ティーゼの手紙には、どうして弟のハーノルドには会うくせに妻であるティーゼには会おうとしないのか、それから、会いたくないほど嫌っているくせにどうして結婚する気になったのかという不満がかなりストレートな表現で書かれていた。これが青くならずにいられるだろうか。
(嫌っていないのに!)
何より重要な点はここである。ティーゼはイアンに嫌われていると思っているらしい。由々しき事態だ。
おろおろしていると、ポールが手紙をテーブルの上に置いて、書斎机からレターセットとペンとインクを持ってきた。

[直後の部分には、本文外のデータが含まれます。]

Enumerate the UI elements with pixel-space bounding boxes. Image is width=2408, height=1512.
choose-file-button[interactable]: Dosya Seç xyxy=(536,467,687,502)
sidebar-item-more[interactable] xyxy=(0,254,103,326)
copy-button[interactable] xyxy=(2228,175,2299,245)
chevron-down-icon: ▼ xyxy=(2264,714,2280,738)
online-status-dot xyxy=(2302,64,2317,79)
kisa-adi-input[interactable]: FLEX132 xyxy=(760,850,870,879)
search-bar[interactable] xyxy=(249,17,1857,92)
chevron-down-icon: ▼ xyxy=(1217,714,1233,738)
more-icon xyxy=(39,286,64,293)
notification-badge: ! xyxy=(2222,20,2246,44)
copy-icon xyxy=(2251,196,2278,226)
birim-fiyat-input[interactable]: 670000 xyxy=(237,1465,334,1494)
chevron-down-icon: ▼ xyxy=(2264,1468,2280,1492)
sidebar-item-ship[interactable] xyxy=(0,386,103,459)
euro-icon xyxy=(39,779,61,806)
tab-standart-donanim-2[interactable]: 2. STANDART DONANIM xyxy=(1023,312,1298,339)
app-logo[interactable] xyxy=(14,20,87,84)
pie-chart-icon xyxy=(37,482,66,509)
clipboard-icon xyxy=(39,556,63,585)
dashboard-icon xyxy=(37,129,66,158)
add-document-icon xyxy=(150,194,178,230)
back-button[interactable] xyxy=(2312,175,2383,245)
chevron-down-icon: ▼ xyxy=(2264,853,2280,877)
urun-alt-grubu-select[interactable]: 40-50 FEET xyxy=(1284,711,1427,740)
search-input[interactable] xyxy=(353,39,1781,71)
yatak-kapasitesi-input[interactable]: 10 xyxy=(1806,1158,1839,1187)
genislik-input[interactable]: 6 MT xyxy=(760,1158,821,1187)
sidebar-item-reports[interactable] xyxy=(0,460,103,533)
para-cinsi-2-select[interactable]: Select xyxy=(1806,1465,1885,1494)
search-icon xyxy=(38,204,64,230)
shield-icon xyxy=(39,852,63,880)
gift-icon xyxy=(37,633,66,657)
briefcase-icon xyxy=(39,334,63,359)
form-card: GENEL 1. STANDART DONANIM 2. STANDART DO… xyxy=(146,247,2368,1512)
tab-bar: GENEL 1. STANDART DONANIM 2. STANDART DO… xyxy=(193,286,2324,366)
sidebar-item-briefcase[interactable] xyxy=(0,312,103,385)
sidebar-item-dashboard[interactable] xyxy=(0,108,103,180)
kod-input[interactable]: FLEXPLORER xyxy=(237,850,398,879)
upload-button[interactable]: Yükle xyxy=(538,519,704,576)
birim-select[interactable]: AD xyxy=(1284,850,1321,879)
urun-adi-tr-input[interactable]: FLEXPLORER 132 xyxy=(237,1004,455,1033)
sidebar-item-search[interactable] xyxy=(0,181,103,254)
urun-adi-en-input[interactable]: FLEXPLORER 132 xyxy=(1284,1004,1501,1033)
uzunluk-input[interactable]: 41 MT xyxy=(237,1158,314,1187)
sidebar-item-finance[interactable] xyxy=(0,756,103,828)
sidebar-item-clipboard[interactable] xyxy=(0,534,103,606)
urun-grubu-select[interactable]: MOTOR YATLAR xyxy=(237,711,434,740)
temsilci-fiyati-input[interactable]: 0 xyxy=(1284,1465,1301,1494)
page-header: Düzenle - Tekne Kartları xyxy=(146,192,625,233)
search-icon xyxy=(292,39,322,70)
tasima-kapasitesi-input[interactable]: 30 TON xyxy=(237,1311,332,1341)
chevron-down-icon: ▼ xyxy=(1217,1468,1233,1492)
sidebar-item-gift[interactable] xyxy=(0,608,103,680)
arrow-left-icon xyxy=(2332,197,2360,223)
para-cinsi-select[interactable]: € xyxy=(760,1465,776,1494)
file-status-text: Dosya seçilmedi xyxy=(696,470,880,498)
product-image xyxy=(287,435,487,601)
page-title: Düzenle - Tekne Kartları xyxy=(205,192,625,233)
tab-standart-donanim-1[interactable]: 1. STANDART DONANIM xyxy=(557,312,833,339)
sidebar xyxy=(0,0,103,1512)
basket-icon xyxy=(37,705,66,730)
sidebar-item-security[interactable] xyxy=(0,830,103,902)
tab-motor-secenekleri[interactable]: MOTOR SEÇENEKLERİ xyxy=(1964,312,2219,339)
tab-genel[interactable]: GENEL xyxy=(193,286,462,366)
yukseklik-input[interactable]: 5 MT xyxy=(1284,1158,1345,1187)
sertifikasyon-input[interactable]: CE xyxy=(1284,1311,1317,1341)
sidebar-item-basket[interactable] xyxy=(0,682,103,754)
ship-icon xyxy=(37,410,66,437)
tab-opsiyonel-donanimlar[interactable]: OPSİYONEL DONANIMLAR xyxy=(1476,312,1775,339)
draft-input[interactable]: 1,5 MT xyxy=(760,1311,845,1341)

「旦那様。僭越ですが、ノーティック公爵夫人……いえ、ここはあえて奥様と呼ばせていただきますね。奥様が誤解をするのも無理はないかと思われますよ」
「だが!」
「ええ、もちろん事情は存じ上げております。ですがひとまず、奥様の誤解を晴らさなくてはなりません。さあさあ、おろおろしていてもはじまりませんからね。こういうものは早いうちがいいのです。奥様へお返事を書きください」
「だ、だが……」
「書きにくいことは書かなくても問題ございません。ただ、奥様の考えは誤解であること、奥様の弟君に会っていた理由などを書けばよろしいでしょう。余計な嘘をついてはかえってよくありませんからね。書けることだけを正直に書けばよろしいのです。それで納得しなければ、きっとまた奥様からお返事が来るはずですからね」
イアンはポールからペンを受け取りながら頷いた。サーヴァン男爵のふりをしていることで、すでにティーゼに嘘をついてしまっているが、これ以上の嘘は重ねたくない。
イアンはペンにインクをつけて、何十分も悩みながら、何とか便せん一枚の手紙を書き終えたのだった。